David Nutzman, who was appointed to fill a mid-term vacancy on the Town Council on Feb. 22, 2018, was found to not be a registered voter and didn’t meet legal qualifications for the position, according to a July 15 legal opinion from Stockton Town Attorney Roger Baker.
Nutzman was appointed to fill the council seat opened by Thomas Karjola being selected as Stockton Town Mayor following the resignation of former mayor Mark Whitney.
In Baker’s legal opinion, it stated Nutzman completed a driver license renewal application in December 2016 and checked “Yes” on the box next to the question asking about registering to vote where he lived. Nutzman did not, however, complete a voter registration form as required to finish registering to vote.
The published notice for the council vacancy stated the candidate being a registered voter in the town of Stockton. When Nutzman took the oath of office as a member of the Town Council on March 8, 2018, he was still not a registered voter.
The legal opinion said on June 13, Stockton Town Clerk Ashlee Wanlass verified Nutzman was qualified for office in anticipation of receiving his write-in candidacy application. After searching for Nutzman in the Tooele County Clerk’s website for confirmation of Nutzman’s voter registration, no entry was found for him.

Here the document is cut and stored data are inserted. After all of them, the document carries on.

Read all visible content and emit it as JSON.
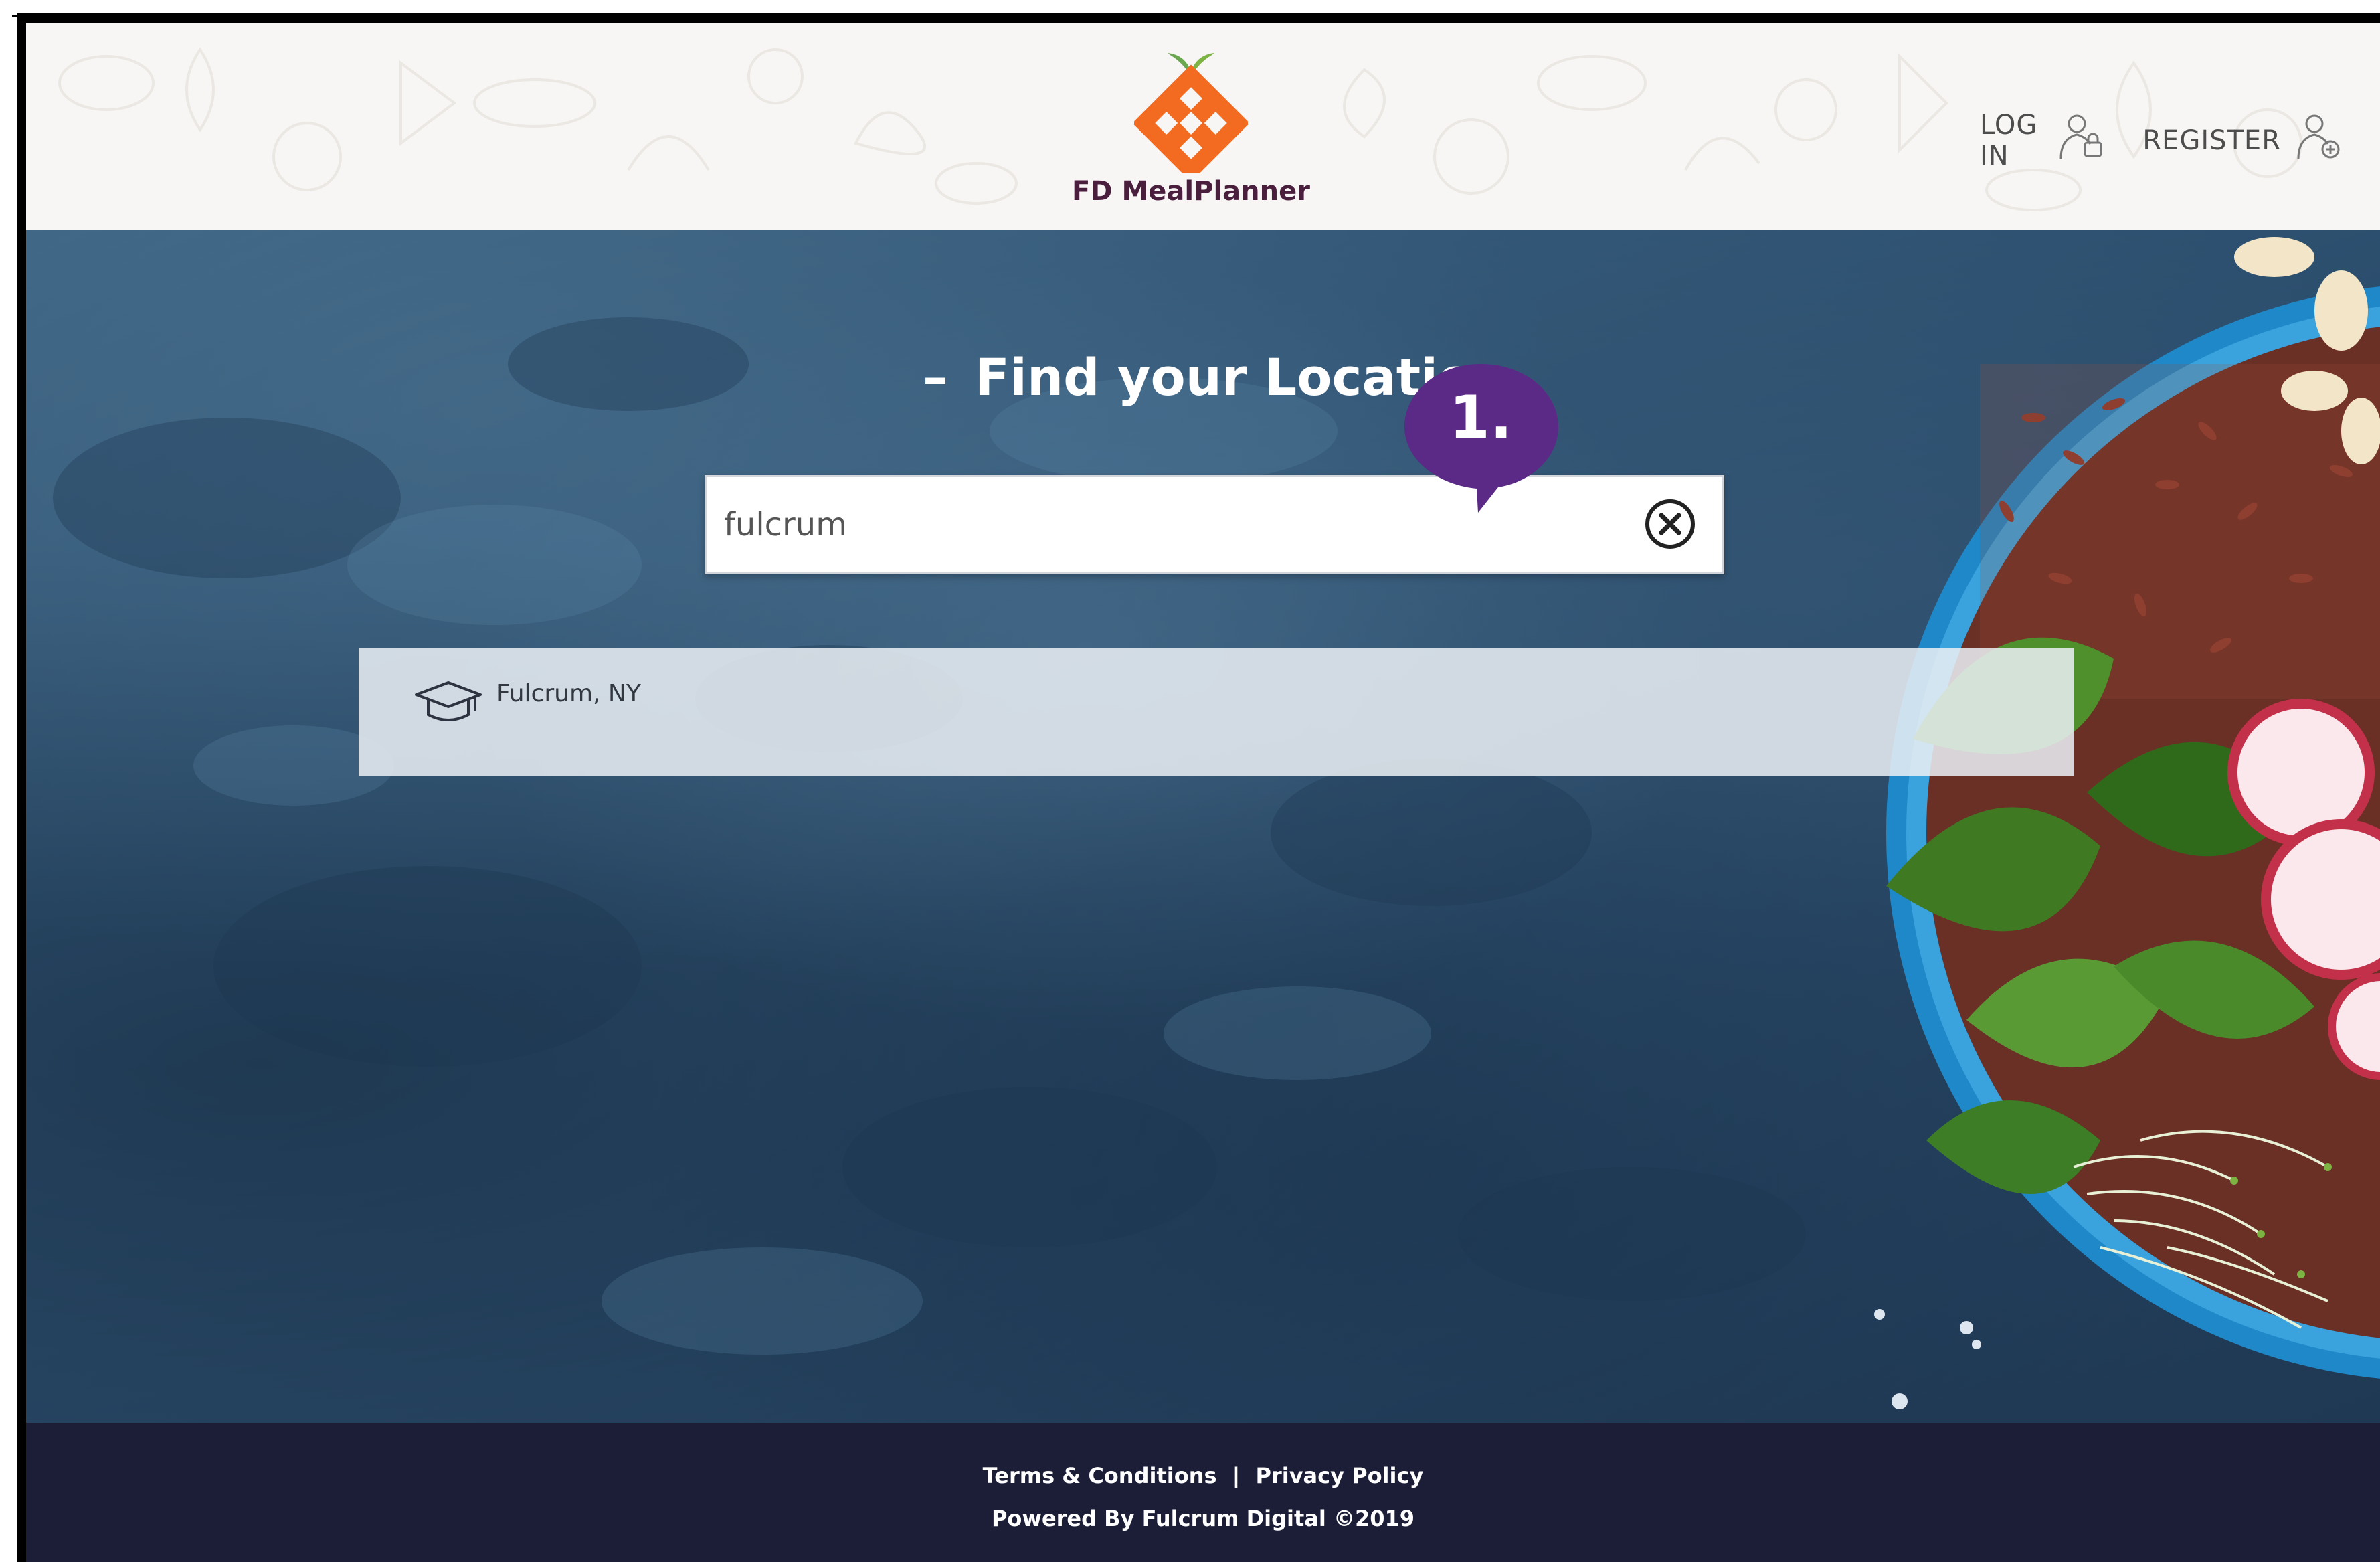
{
  "app": {
    "brand_name": "FD MealPlanner"
  },
  "header": {
    "login_label": "LOG IN",
    "register_label": "REGISTER"
  },
  "hero": {
    "title_dash": "–",
    "title": "Find your Location"
  },
  "search": {
    "value": "fulcrum",
    "placeholder": ""
  },
  "callout": {
    "label": "1."
  },
  "suggestions": [
    {
      "label": "Fulcrum, NY",
      "icon": "graduation-cap-icon"
    }
  ],
  "footer": {
    "terms_label": "Terms & Conditions",
    "separator": "|",
    "privacy_label": "Privacy Policy",
    "powered_by": "Powered By Fulcrum Digital ©2019"
  },
  "colors": {
    "brand_orange": "#f26b21",
    "brand_green": "#7cb342",
    "brand_text": "#4a1f3e",
    "callout_purple": "#5b2a86",
    "footer_bg": "#1c1e38",
    "hero_bg": "#2f5272"
  }
}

Wanlass spoke with Tooele County Clerk Marilyn Gillette, who confirmed Nuztman was not a registered voter on the county’s voter registration records, the legal opinion said.
On June 24, Baker consulted with the state Office of the Lieutenant Governor regarding the facts of Nutzman’s situation, according to the legal opinion. While the lieutenant governor has no advisory or enforcement role in municipal election qualification matters, the office was of the opinion a person not registered to vote in a municipality can’t lawfully fill the office and the office is therefore vacant.
Later that same day, Baker informed Nutzman he did not appear to be a registered voter when he was appointed to the Town Council, and still wasn’t, the opinion said. Nutzman indicated he thought he registered to vote when he renewed his driver’s license.
Nutzman said he would meet with Gillette the following day and register to vote, if he was not, according to the legal opinion.
On July 11, Nutzman acknowledged to Baker that when he renewed his license, he did not complete the voter registration form and did not receive one from the Driver License Division clerk or request he complete one.
In Baker’s analysis and conclusion in the legal opinion, he stated that Nutzman didn’t meet the legal qualifications at the time he was appointed and did not solve the issue making him ineligible within the required 60 days.
As a result, Nutzman is disqualified from the office, cannot serve during the present term and the office is vacant, according to Baker.
Attempts to reach Nutzman for comment before press time on Thursday were unsuccessful.